USA Today: "Concerned that they won't get enough new troops from allies to help provide security for Iraqi elections in January, Pentagon officials are considering increasing the current U.S. force by delaying the departures of some U.S. troops now in Iraq and accelerating the deployment of others scheduled to go there next year." But wait, they forgot Poland! Actually, if you missed it, Poland will start pulling its troops out of Iraq as of January 2005, and in the words of the Polish Prime Minister, won't stay "an hour longer than needed."

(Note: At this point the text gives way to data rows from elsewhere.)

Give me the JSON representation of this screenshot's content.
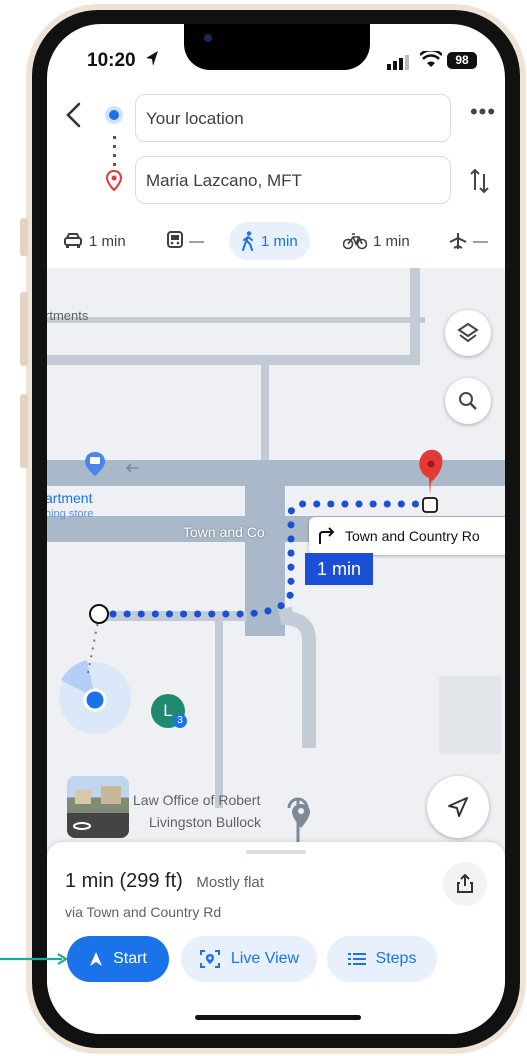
{
  "status_bar": {
    "time": "10:20",
    "battery": "98"
  },
  "directions": {
    "origin_label": "Your location",
    "destination_label": "Maria Lazcano, MFT",
    "more_label": "•••"
  },
  "modes": [
    {
      "name": "drive",
      "label": "1 min"
    },
    {
      "name": "transit",
      "label": "—"
    },
    {
      "name": "walk",
      "label": "1 min",
      "active": true
    },
    {
      "name": "bike",
      "label": "1 min"
    },
    {
      "name": "flight",
      "label": "—"
    }
  ],
  "map": {
    "place_top_left": "rtments",
    "place_pin_label": "artment",
    "place_pin_sublabel": "hing store",
    "street_label": "Town and Co",
    "turn_instruction": "Town and Country Ro",
    "eta_badge": "1 min",
    "poi_label_line1": "Law Office of Robert",
    "poi_label_line2": "Livingston Bullock",
    "marker_letter": "L",
    "marker_count": "3"
  },
  "sheet": {
    "duration": "1 min",
    "distance": "(299 ft)",
    "terrain": "Mostly flat",
    "via": "via Town and Country Rd",
    "start_label": "Start",
    "live_view_label": "Live View",
    "steps_label": "Steps"
  },
  "colors": {
    "accent": "#1a73e8",
    "route": "#1a4fd6",
    "destination_pin": "#e53935",
    "chip_bg": "#e8f0fe",
    "callout_arrow": "#1aa99c"
  }
}
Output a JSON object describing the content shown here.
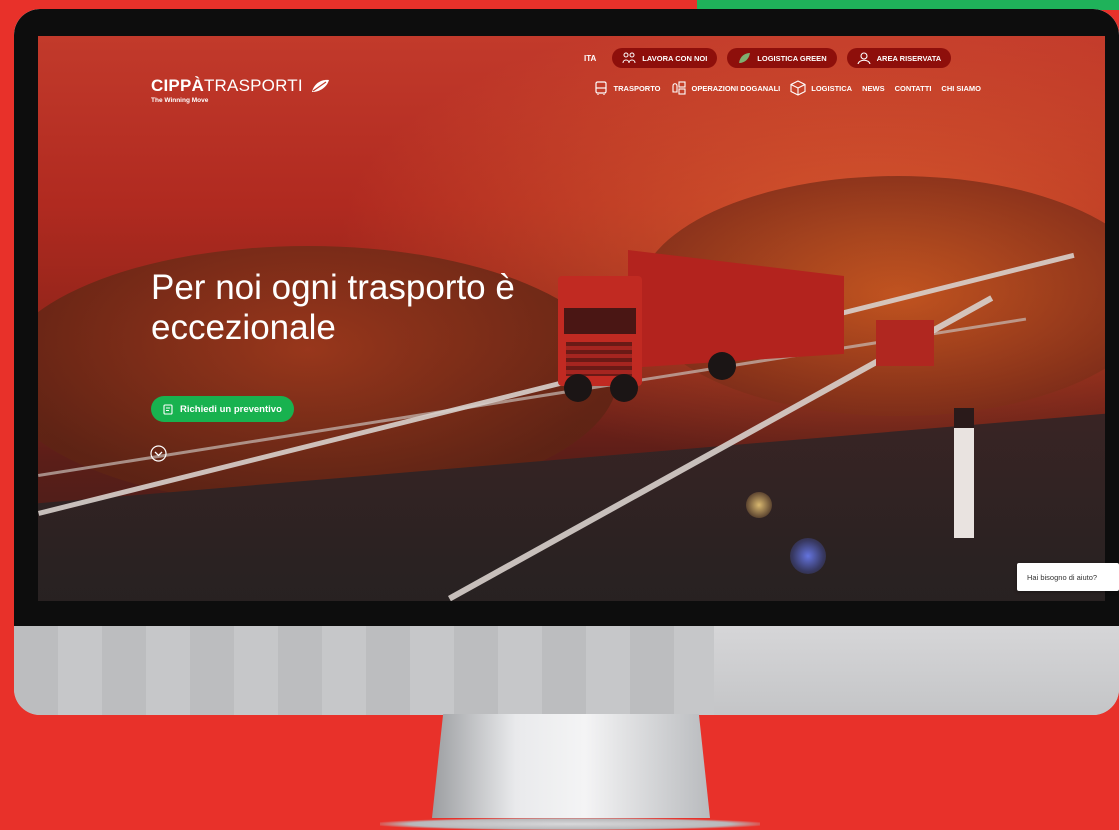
{
  "header": {
    "logo": {
      "brand_bold": "CIPPÀ",
      "brand_light": "TRASPORTI",
      "tagline": "The Winning Move"
    },
    "language": "ITA",
    "top_links": [
      {
        "label": "LAVORA CON NOI",
        "icon": "people-icon"
      },
      {
        "label": "LOGISTICA GREEN",
        "icon": "leaf-icon"
      },
      {
        "label": "AREA RISERVATA",
        "icon": "user-icon"
      }
    ],
    "nav": [
      {
        "label": "TRASPORTO",
        "icon": "truck-icon"
      },
      {
        "label": "OPERAZIONI DOGANALI",
        "icon": "customs-icon"
      },
      {
        "label": "LOGISTICA",
        "icon": "box-icon"
      },
      {
        "label": "NEWS"
      },
      {
        "label": "CONTATTI"
      },
      {
        "label": "CHI SIAMO"
      }
    ]
  },
  "hero": {
    "headline_line1": "Per noi ogni trasporto è",
    "headline_line2": "eccezionale",
    "cta_label": "Richiedi un preventivo",
    "scroll_icon": "chevron-down-circle-icon"
  },
  "help_widget": {
    "label": "Hai bisogno di aiuto?"
  },
  "colors": {
    "background": "#e8312a",
    "accent_green": "#1fb25a",
    "pill_dark_red": "#8e0f0b",
    "cta_green": "#18b24f"
  }
}
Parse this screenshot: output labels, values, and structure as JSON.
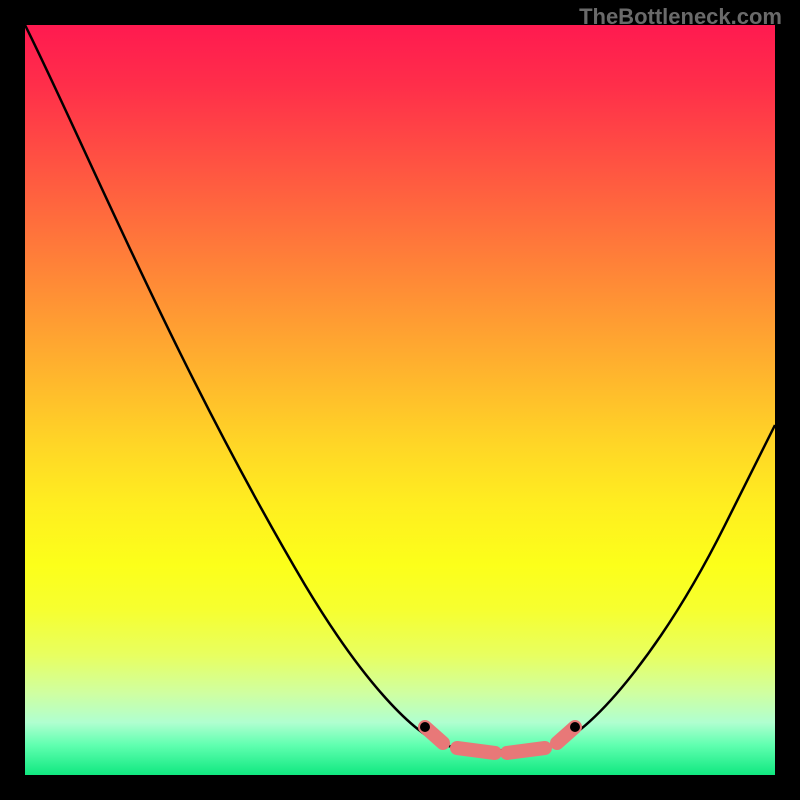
{
  "watermark": "TheBottleneck.com",
  "chart_data": {
    "type": "line",
    "title": "",
    "xlabel": "",
    "ylabel": "",
    "xlim": [
      0,
      100
    ],
    "ylim": [
      0,
      100
    ],
    "gradient_stops": [
      {
        "pos": 0,
        "color": "#ff1a50"
      },
      {
        "pos": 50,
        "color": "#ffd626"
      },
      {
        "pos": 85,
        "color": "#f6ff30"
      },
      {
        "pos": 100,
        "color": "#10e880"
      }
    ],
    "curve": {
      "description": "V-shaped bottleneck curve with flat minimum region",
      "points": [
        {
          "x": 0,
          "y": 100
        },
        {
          "x": 55,
          "y": 5
        },
        {
          "x": 70,
          "y": 5
        },
        {
          "x": 100,
          "y": 50
        }
      ],
      "minimum_region": {
        "x_start": 55,
        "x_end": 70,
        "y": 5
      },
      "highlight_color": "#e87878"
    }
  }
}
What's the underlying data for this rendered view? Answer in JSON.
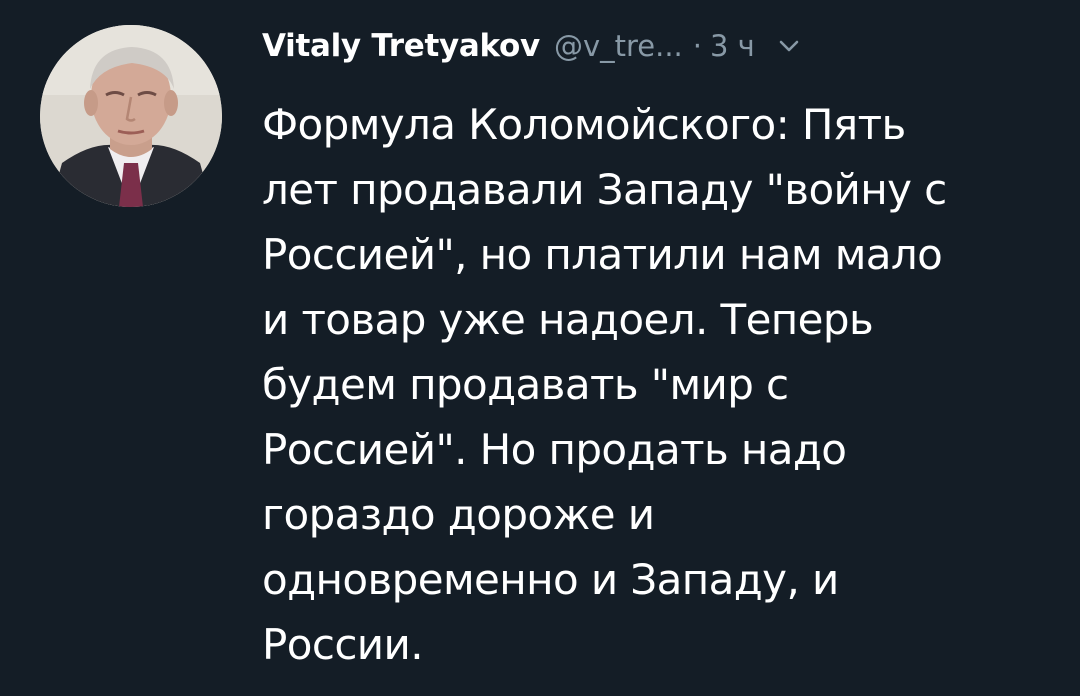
{
  "tweet": {
    "author": {
      "name": "Vitaly Tretyakov",
      "handle": "@v_tre...",
      "avatar": "avatar-photo"
    },
    "separator": "·",
    "time": "3 ч",
    "menu_icon": "chevron-down-icon",
    "text": "Формула Коломойского: Пять\nлет продавали Западу \"войну с\nРоссией\", но платили нам мало\nи товар уже надоел. Теперь\nбудем продавать \"мир с\nРоссией\". Но продать надо\nгораздо дороже и\nодновременно и Западу, и\nРоссии."
  },
  "colors": {
    "background": "#141d26",
    "text": "#ffffff",
    "muted": "#8899a6"
  }
}
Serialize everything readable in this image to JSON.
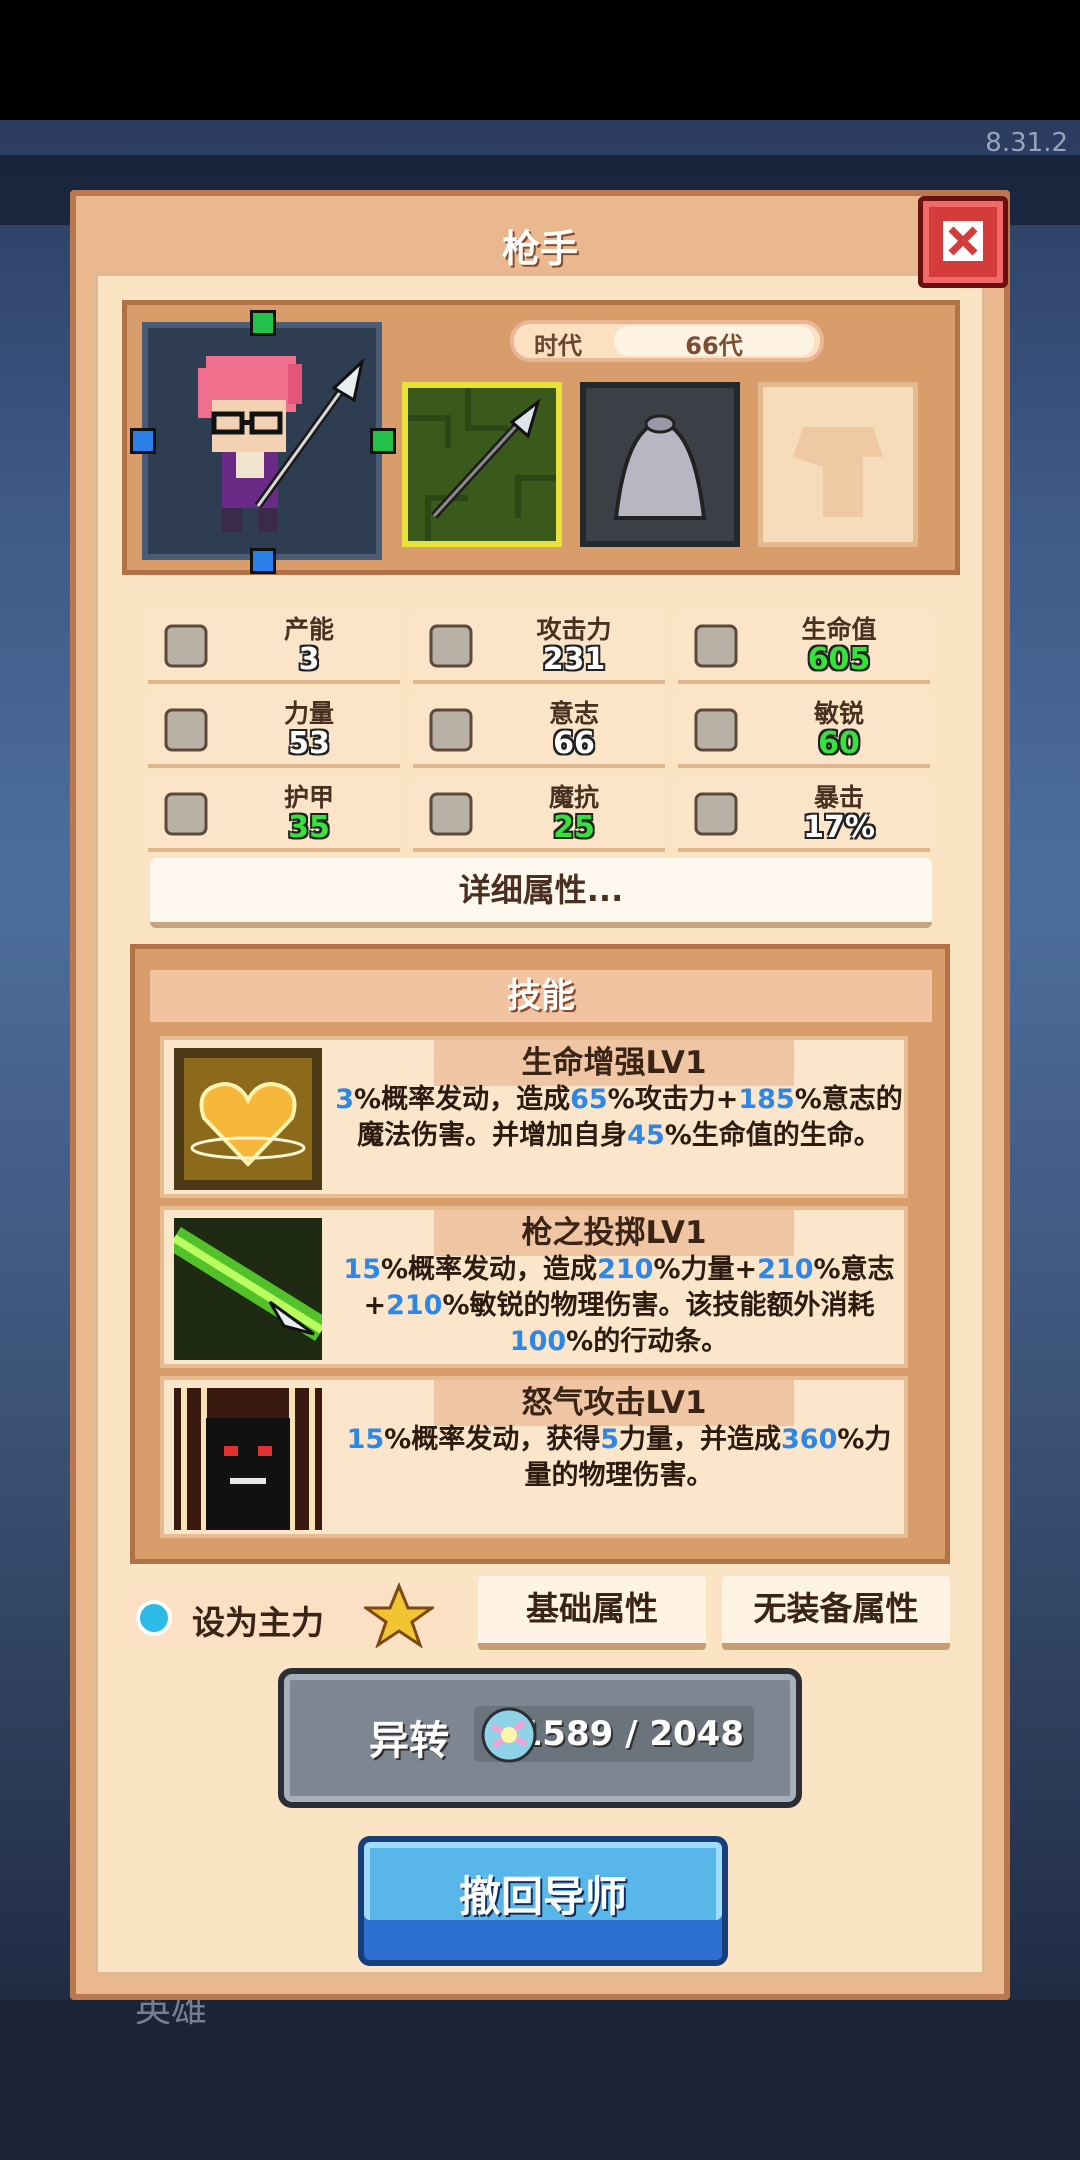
{
  "version": "8.31.2",
  "background": {
    "hero_label": "英雄"
  },
  "dialog": {
    "title": "枪手",
    "close_icon": "close-icon",
    "era": {
      "label": "时代",
      "value": "66代"
    }
  },
  "stats": [
    {
      "label": "产能",
      "value": "3",
      "green": false,
      "icon": "production-icon"
    },
    {
      "label": "攻击力",
      "value": "231",
      "green": false,
      "icon": "sword-icon"
    },
    {
      "label": "生命值",
      "value": "605",
      "green": true,
      "icon": "health-cross-icon"
    },
    {
      "label": "力量",
      "value": "53",
      "green": false,
      "icon": "strength-icon"
    },
    {
      "label": "意志",
      "value": "66",
      "green": false,
      "icon": "will-icon"
    },
    {
      "label": "敏锐",
      "value": "60",
      "green": true,
      "icon": "agility-icon"
    },
    {
      "label": "护甲",
      "value": "35",
      "green": true,
      "icon": "armor-icon"
    },
    {
      "label": "魔抗",
      "value": "25",
      "green": true,
      "icon": "magic-resist-icon"
    },
    {
      "label": "暴击",
      "value": "17%",
      "green": false,
      "icon": "crit-icon"
    }
  ],
  "detail_button": "详细属性...",
  "skills": {
    "title": "技能",
    "items": [
      {
        "name": "生命增强LV1",
        "desc_parts": [
          "3",
          "%概率发动，造成",
          "65",
          "%攻击力+",
          "185",
          "%意志的魔法伤害。并增加自身",
          "45",
          "%生命值的生命。"
        ]
      },
      {
        "name": "枪之投掷LV1",
        "desc_parts": [
          "15",
          "%概率发动，造成",
          "210",
          "%力量+",
          "210",
          "%意志+",
          "210",
          "%敏锐的物理伤害。该技能额外消耗",
          "100",
          "%的行动条。"
        ]
      },
      {
        "name": "怒气攻击LV1",
        "desc_parts": [
          "15",
          "%概率发动，获得",
          "5",
          "力量，并造成",
          "360",
          "%力量的物理伤害。"
        ]
      }
    ]
  },
  "bottom": {
    "set_main_label": "设为主力",
    "tab_basic": "基础属性",
    "tab_no_equip": "无装备属性",
    "transmute_label": "异转",
    "transmute_count": "1589 / 2048",
    "recall_label": "撤回导师"
  }
}
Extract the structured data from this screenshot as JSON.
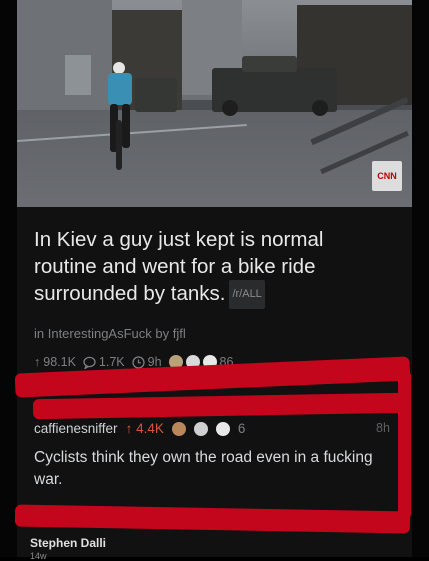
{
  "post": {
    "title": "In Kiev a guy just kept is normal routine and went for a bike ride surrounded by tanks.",
    "flair": "/r/ALL",
    "subreddit_line": "in InterestingAsFuck  by fjfl",
    "upvotes": "98.1K",
    "comments": "1.7K",
    "age": "9h",
    "award_count": "86",
    "thumbnail_badge": "CNN"
  },
  "comment": {
    "username": "caffienesniffer",
    "score": "4.4K",
    "award_count": "6",
    "age": "8h",
    "text": "Cyclists think they own the road even in a fucking war."
  },
  "next": {
    "username": "Stephen Dalli",
    "meta": "14w"
  },
  "colors": {
    "background": "#111112",
    "highlight": "#c4061c",
    "upvote": "#d4573c"
  }
}
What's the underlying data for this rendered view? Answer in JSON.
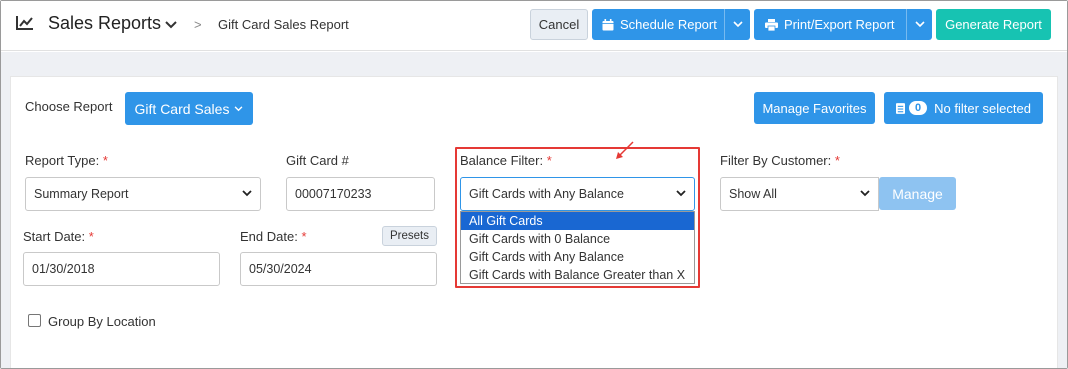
{
  "header": {
    "title": "Sales Reports",
    "breadcrumb_sep": ">",
    "breadcrumb": "Gift Card Sales Report",
    "cancel": "Cancel",
    "schedule": "Schedule Report",
    "print_export": "Print/Export Report",
    "generate": "Generate Report"
  },
  "toolbar": {
    "choose_report_label": "Choose Report",
    "report_button": "Gift Card Sales",
    "manage_favorites": "Manage Favorites",
    "filter_count": "0",
    "filter_status": "No filter selected"
  },
  "form": {
    "report_type": {
      "label": "Report Type:",
      "value": "Summary Report"
    },
    "gift_card": {
      "label": "Gift Card #",
      "value": "00007170233"
    },
    "balance_filter": {
      "label": "Balance Filter:",
      "value": "Gift Cards with Any Balance",
      "options": [
        "All Gift Cards",
        "Gift Cards with 0 Balance",
        "Gift Cards with Any Balance",
        "Gift Cards with Balance Greater than X"
      ],
      "highlighted_option": 0
    },
    "filter_by_customer": {
      "label": "Filter By Customer:",
      "value": "Show All",
      "manage": "Manage"
    },
    "start_date": {
      "label": "Start Date:",
      "value": "01/30/2018"
    },
    "end_date": {
      "label": "End Date:",
      "value": "05/30/2024",
      "presets": "Presets"
    },
    "group_by_location": {
      "label": "Group By Location",
      "checked": false
    }
  },
  "required_marker": "*",
  "colors": {
    "primary": "#2f95e8",
    "teal": "#17c3b2",
    "highlight": "#e53935",
    "manage_disabled": "#8ec3f1"
  }
}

New York Times: Another scientist compelled to speak out against Bush. This time, it's a top NASA climate expert who twice briefed Vice President Dick Cheney on global warming who says a "senior administration official" told him last year not to discuss dangerous consequences of rising temperatures.
Reuters: America learns 380 tons of explosives are missing in insurgent-swarmed Iraq, and where was Condi? On a swing through Florida promoting her boss' foreign policy, naturally.
Reuters: Army Corps of Engineers' whistleblower Bunny Greenhouse demands investigation into contracts given to Halliburton, citing "repeated interference" on behalf of Kellogg Brown and Root for work in Iraq and the Balkans.